Let’s finish connecting the LCD to the Arduino. We have already made the connections to power the LCD, now all we have to do is make the necessary connections for communication.

We know that there are 8 data pins that carry data to the display. However, HD44780 based LCDs are designed in such a way that we can communicate with the LCD using only 4 data pins (4-bit mode) instead of 8 (8-bit mode). This saves us 4 pins!

The sketch begins by including the LiquidCrystal library. The Arduino community has a library called LiquidCrystal which makes programming of LCD modules less difficult. You can find more information about the library on Arduino’s official website.

First we create a LiquidCrystal object. This object uses 6 parameters and specifies which Arduino pins are connected to the LCD’s RS, EN, and four data pins.

In the ‘setup’ we call two functions. The first function is begin(). It is used to specify the dimensions (number of columns and rows) of the display.

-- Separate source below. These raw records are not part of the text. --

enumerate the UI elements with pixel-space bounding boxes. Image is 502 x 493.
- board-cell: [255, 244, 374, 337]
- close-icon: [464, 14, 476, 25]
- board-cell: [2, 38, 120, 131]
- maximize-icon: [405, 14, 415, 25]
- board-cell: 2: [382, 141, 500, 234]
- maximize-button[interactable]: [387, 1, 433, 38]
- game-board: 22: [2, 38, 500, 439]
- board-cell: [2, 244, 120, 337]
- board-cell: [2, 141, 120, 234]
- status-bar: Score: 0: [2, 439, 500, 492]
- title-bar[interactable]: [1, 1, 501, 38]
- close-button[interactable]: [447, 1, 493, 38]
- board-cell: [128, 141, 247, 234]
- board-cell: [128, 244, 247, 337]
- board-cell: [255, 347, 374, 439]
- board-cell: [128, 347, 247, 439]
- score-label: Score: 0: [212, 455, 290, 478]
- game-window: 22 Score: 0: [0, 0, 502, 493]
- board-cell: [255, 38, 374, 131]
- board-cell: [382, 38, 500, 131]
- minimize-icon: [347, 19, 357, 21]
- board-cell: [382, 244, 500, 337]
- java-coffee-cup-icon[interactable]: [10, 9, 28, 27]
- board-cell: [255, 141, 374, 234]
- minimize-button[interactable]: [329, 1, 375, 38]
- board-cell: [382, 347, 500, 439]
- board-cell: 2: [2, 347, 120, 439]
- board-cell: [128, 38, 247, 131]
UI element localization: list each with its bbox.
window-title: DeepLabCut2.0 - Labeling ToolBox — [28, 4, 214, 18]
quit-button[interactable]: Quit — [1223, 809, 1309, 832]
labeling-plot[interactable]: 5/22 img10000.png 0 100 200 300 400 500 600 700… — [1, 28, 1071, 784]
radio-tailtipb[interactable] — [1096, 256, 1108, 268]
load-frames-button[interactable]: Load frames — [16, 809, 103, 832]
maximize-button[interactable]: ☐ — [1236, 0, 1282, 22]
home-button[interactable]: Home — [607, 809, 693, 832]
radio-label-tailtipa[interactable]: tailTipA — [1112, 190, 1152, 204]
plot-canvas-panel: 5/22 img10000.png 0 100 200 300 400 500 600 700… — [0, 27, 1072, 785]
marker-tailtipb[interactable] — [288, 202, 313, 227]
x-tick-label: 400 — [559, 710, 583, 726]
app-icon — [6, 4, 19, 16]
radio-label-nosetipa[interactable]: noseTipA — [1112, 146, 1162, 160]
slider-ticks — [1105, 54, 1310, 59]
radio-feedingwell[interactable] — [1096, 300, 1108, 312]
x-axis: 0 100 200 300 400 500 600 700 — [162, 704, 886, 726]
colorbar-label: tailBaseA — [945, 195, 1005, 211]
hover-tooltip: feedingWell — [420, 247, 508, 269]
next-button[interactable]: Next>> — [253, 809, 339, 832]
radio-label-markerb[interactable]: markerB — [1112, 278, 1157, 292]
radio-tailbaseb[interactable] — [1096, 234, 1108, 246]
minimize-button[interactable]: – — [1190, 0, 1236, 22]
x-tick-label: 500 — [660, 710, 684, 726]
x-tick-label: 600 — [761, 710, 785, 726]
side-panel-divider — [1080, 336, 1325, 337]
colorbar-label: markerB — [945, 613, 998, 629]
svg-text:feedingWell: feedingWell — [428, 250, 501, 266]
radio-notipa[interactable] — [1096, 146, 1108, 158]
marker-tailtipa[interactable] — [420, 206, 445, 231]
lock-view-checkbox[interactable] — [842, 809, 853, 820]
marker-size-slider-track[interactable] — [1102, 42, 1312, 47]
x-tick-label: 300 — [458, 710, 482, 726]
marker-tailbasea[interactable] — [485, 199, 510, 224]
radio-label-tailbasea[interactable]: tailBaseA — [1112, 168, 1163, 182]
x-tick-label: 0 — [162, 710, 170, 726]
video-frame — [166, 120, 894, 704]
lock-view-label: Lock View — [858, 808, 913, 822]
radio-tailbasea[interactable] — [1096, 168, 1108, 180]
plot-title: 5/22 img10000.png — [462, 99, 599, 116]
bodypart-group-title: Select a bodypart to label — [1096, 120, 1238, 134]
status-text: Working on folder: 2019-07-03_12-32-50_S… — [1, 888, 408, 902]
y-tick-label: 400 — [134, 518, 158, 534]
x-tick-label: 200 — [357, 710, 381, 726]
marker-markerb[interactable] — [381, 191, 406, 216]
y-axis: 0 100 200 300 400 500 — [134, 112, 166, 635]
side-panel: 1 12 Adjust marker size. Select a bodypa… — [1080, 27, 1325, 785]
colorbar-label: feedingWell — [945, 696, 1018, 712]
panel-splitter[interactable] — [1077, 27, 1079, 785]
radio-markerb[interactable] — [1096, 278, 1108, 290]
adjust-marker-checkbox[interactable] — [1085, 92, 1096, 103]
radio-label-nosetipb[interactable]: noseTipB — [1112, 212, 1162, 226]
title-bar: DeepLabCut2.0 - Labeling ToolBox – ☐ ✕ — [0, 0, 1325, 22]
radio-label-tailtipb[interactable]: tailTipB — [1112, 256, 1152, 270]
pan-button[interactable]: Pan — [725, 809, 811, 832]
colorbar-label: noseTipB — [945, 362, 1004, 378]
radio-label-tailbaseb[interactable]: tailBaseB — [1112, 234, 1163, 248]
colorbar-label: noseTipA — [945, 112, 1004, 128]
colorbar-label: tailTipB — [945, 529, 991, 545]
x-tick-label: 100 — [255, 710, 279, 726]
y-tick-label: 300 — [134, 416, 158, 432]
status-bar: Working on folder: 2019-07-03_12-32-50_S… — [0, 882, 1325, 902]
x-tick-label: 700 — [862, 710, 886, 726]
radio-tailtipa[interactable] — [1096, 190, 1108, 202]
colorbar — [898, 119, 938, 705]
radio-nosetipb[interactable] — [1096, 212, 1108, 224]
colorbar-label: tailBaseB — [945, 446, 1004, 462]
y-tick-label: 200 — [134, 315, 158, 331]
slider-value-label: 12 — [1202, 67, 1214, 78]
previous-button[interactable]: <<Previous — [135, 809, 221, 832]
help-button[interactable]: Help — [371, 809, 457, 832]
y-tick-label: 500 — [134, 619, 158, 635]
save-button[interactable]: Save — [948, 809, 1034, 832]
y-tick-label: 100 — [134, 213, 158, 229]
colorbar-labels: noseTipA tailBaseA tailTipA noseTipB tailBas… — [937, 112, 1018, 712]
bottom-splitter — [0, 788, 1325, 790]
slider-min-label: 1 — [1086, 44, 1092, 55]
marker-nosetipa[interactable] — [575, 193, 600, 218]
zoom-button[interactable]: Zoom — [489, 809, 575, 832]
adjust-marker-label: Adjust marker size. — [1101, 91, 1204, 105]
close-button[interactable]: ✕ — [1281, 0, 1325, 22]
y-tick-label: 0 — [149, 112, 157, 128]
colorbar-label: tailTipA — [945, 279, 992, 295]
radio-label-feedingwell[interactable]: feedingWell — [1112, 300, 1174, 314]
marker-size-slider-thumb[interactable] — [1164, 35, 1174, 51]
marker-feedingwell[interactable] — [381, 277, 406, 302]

If you are using a 16×2 character LCD, pass the 16 and 2; If you’re using a 20×4 LCD, pass 20 and 4. You got the point!

After that we set the cursor position to the second row by calling the function setCursor(). The cursor position specifies the location where you want the new text to be displayed on the LCD. The upper left corner is assumed to be col=0, row=0.

There are some useful functions you can use with LiquidCrystal objects. Some of them are listed below:lcd.home() function is used to position the cursor in the upper-left of the LCD without clearing the display.

lcd.scrollDisplayRight() function scrolls the contents of the display one space to the right. If you want the text to scroll continuously, you have to use this function inside a for loop.

lcd.scrollDisplayLeft() function scrolls the contents of the display one space to the left. Similar to above function, use this inside a for loop for continuous scrolling.

If you find the characters on the display dull and boring, you can create your own custom characters (glyphs) and symbols for your LCD. They are extremely useful when you want to display a character that is not part of the standard ASCII character set.

CGROM is used to store all permanent fonts that are displayed using their ASCII codes. For example, if we send 0x41 to the LCD, the letter ‘A’ will be printed on the display.

CGRAM is another memory used to store user defined characters. This RAM is limited to 64 bytes. For a 5×8 pixel based LCD, only 8 user-defined characters can be stored in CGRAM. And for 5×10 pixel based LCD only 4 user-defined characters can be stored.